In the filmography of Pixar Studios, every film needs a screen duo, and each duo has its own originality. In Brave, there is only Merida. In terms of characterization, only Merida and her mother are interesting to follow. For the female lead, she is presented to the audience as a young lady who is neither cute nor pretty, with hair that is both curly and straight, as if never combed. For a Pixar film, Brave already went towards being unorthodox, as if Disney asked Pixar to introduce the next Disney Princess. Every Pixar lead is lovable in some way. They attract us physically and then appeal to us mentally. With personalities fully fleshed out, each Pixar lead is a beloved addition to the memorable characters list. Though Merida in Brave is enough to manage, there is a sense that Merida does not even belong on the Pixar leads list, which brings me to one of the main elements that drag Brave down.

As an animated film, Brave sits as more of a DreamWorks film than a Pixar film. The story is way more simplistic, predictable, and lacks the insightful depth that every Pixar film has accomplished before. For adults and demanding filmgoers, Brave will be undoubtedly disappointing, possibly even more disheartening than Cars 2, which I thoroughly enjoyed in contrast to its negative reviews. Going back to How To Train Your Dragon and pretty much every other DreamWorks film: Brave has a similar moral, connections between mother and daughter, compared to father and son. The animation style looks extremely similar, with majority of the scenes having a lot of brown and grey, not colorful to the eye. And finally, there are a lot of meaningless characters who are just present for comic relief. 

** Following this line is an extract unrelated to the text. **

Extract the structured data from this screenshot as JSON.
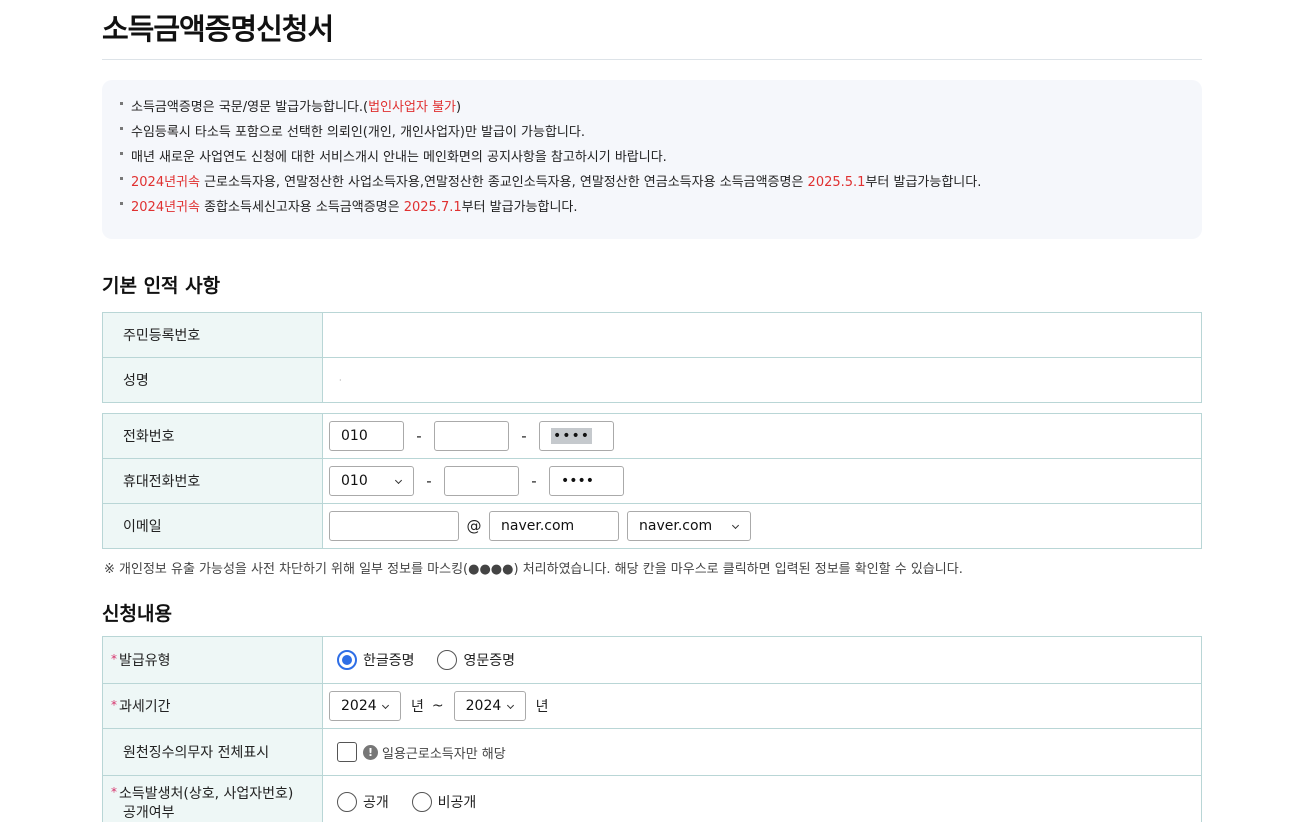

Take a good Disney film: Beauty and the Beast. The candle, clock, and teapot are all comic relief characters for the younger audience members, but at the end of the day, they all have a purpose in the storyline: To help the Beast fix himself so he can transform back into a human. The funny moments and amusements come later, enhancing the experience of the characters' actual goals. Here in Brave, a lot of the funny characters have no goals and are almost as if just "thrown in there to get a few laughs." Speaking of laughs, the children will get great laughs out of this, but probably only children in their elementary school years. The humor is mostly physical, crude, and if taken the literal way, silly and immature. The inventiveness and delight that drove all the Pixar films is clearly missing here, or done in an entirely divergent manner. If somebody randomly shows me Ratatouille, I can easily tell that it is a Pixar film. If somebody randomly shows me Brave, I can honestly say that I would be fooled to think that it is a DreamWorks film.

However, if one is forgiving enough to back up and just take a good look at Brave as an animated film alone, it is still a pretty well-made movie. Despite its familiar storyline and predictable ending, there is no question that it is well paced and well combined with a Scottish background. With fluent 3D animation, Brave manages to invite less demanding filmgoers to an intriguing fantasy adventure. Its target audience, though, is definitely kids ten and under, even though the actual content is more mature than WALL-E.

In conclusion, Brave is fine, perfectly adequate as an animated film alone. It offers enough engagement to fun-seeking fans but undeniably falls behind the other Pixar films. For the people who are desiring another Pixar groundbreaker, I am afraid to say that you will not find it here. Our favorite directors of Pixar, John Lasseter, Andrew Stanton, Pete Docter, and Brad Bird, are pushed aside and replaced by a new crew of folks who are either unfamiliar with the way Pixar films work or they are past workers at DreamWorks Animation. From the Boston Globe, "We would expect this kind of overstuffed joyride from DreamWorks Animation or the folks at Fox or even Disney itself. But it's terribly ordinary for Pixar." Parallel to animated shows, Brave in relations to Pixar is like the new decade of Tom and Jerry episodes/movies that are no longer produced by Fred Quimby. But at the same time, Brave is not a bad movie. Not at all. Its charm and commitment to its content can keep the young ones eager for a second viewing. For the older ones who hate to wreck their image of Pixar Animation, you will have to be brave to put the "Pixar vibe" aside.